Q1: is the config file format correct?

Q2: I expected that this is the allotetraploid species. The genome would be aa'bb'. Is it okay if I use the above config to run SubPhaser with default options? (subphaser -i genome.fasta.gz -c sg.config) Ideally, I should identify the homology of the 4 chromosomes
e.g.,

1-1 1-2 1-3 1-4
2-1 2-2 2-3 2-4

Thank you.

1. The format is correct.
2. Have you assembled all the four chromosomes aa'bb', or only the two chromosomes ab?
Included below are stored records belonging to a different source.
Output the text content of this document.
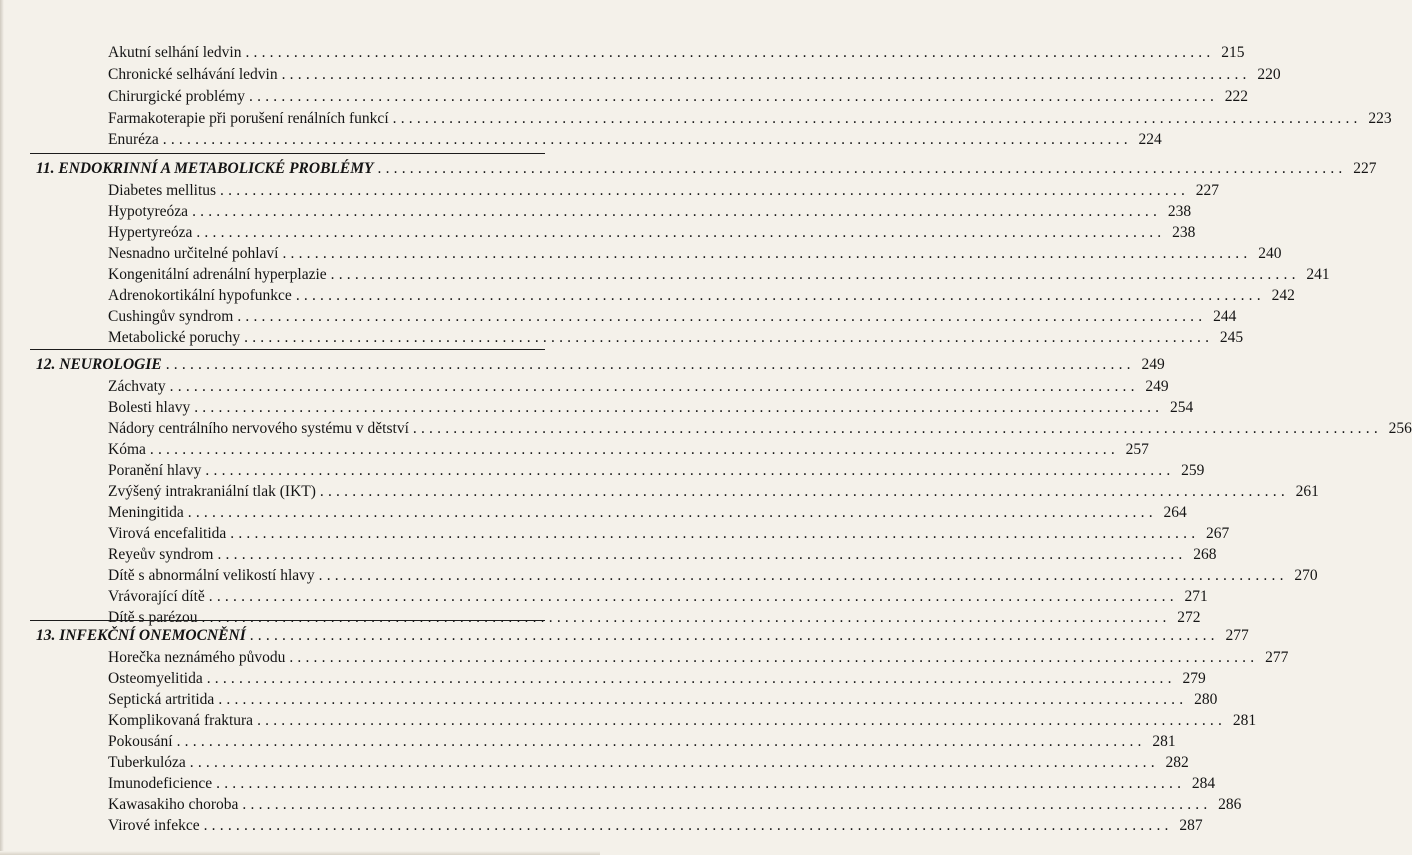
Akutní selhání ledvin ........................................................................................................................ 215
Chronické selhávání ledvin ........................................................................................................................ 220
Chirurgické problémy ........................................................................................................................ 222
Farmakoterapie při porušení renálních funkcí ........................................................................................................................ 223
Enuréza ........................................................................................................................ 224
11. ENDOKRINNÍ A METABOLICKÉ PROBLÉMY ........................................................................................................................ 227
Diabetes mellitus ........................................................................................................................ 227
Hypotyreóza ........................................................................................................................ 238
Hypertyreóza ........................................................................................................................ 238
Nesnadno určitelné pohlaví ........................................................................................................................ 240
Kongenitální adrenální hyperplazie ........................................................................................................................ 241
Adrenokortikální hypofunkce ........................................................................................................................ 242
Cushingův syndrom ........................................................................................................................ 244
Metabolické poruchy ........................................................................................................................ 245
12. NEUROLOGIE ........................................................................................................................ 249
Záchvaty ........................................................................................................................ 249
Bolesti hlavy ........................................................................................................................ 254
Nádory centrálního nervového systému v dětství ........................................................................................................................ 256
Kóma ........................................................................................................................ 257
Poranění hlavy ........................................................................................................................ 259
Zvýšený intrakraniální tlak (IKT) ........................................................................................................................ 261
Meningitida ........................................................................................................................ 264
Virová encefalitida ........................................................................................................................ 267
Reyeův syndrom ........................................................................................................................ 268
Dítě s abnormální velikostí hlavy ........................................................................................................................ 270
Vrávorající dítě ........................................................................................................................ 271
Dítě s parézou ........................................................................................................................ 272
13. INFEKČNÍ ONEMOCNĚNÍ ........................................................................................................................ 277
Horečka neznámého původu ........................................................................................................................ 277
Osteomyelitida ........................................................................................................................ 279
Septická artritida ........................................................................................................................ 280
Komplikovaná fraktura ........................................................................................................................ 281
Pokousání ........................................................................................................................ 281
Tuberkulóza ........................................................................................................................ 282
Imunodeficience ........................................................................................................................ 284
Kawasakiho choroba ........................................................................................................................ 286
Virové infekce ........................................................................................................................ 287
In the later case, the config file is ok.

I assembled the four chromosomes set aa'bb' since its chromosome number is 2x=4n=40 and I assembled the 40 chromosomes as shown in the dotplot and Hi-C contact heatmap.
However, I know both dotplot and Hi-C heatmap did not represent the patterns similar to your example output above. Thus, I am not sure how to resolve this issue so far.

PS: Based on the Genomescope prediction using k-mer frequency distribution, the size of this genome assembly is reliable (1.2 Gb) because the predicted size of haploid genome is about 0.3 Gb.

You need to seek the relationships between a and b (using SOI for example), and use the config file like:
a a' b b' (subphaser parameter: -nsg 2 -baseline 2),
or
a b (default parameter).

However, the subgenome size is quite small, and there are likely too few subgenome-specific repeats for subphaser (try -q 50).

Thank you for the reply.
I will try SOI to seek homology relationships of this tetraploid genome since the self-alignment result (dotplot) can not identify the 4 chromosome sets.